Além disso, essa distinção entre direitos e privilégios também lança luz sobre a falácia da meritocracia. Sempre me emociono ao ouvir as histórias de minha tia, uma mãe solteira que enfrentou uma árdua jornada de trabalho. Ela saía de casa antes do amanhecer, trabalhava incansavelmente e cuidava de seus filhos com imensa dedicação. Mesmo nos raros momentos de folga, o trabalho doméstico a esperava, pois o descanso era um luxo que ela raramente podia desfrutar. Para proporcionar uma televisão aos filhos, ela superou desafios inimagináveis.

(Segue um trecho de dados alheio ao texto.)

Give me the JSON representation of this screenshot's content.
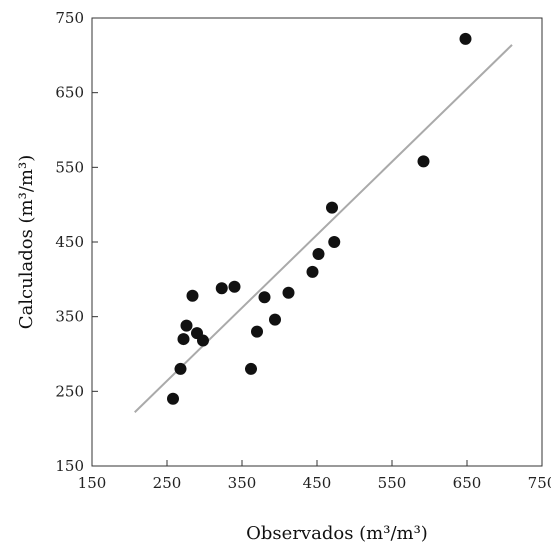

Apesar de admirar profundamente a determinação de minha tia, questiono incessantemente por que ela teve que suportar tanto para ter acesso ao básico. A que custo? Problemas de saúde e poucas memórias de momentos de lazer com os filhos quando eram pequenos.
É crucial não romantizar o sofrimento como uma condição para alcançar o mínimo necessário. Não é normal exigir esforços hercúleos para garantir direitos básicos. Atribuir a responsabilidade apenas ao indivíduo é ignorar a verdadeira raiz do problema: uma sociedade profundamente desigual e marcada pelo racismo. Em tal cenário, torna-se impossível acreditar na meritocracia. Uma vida digna é um direito humano, não um privilégio.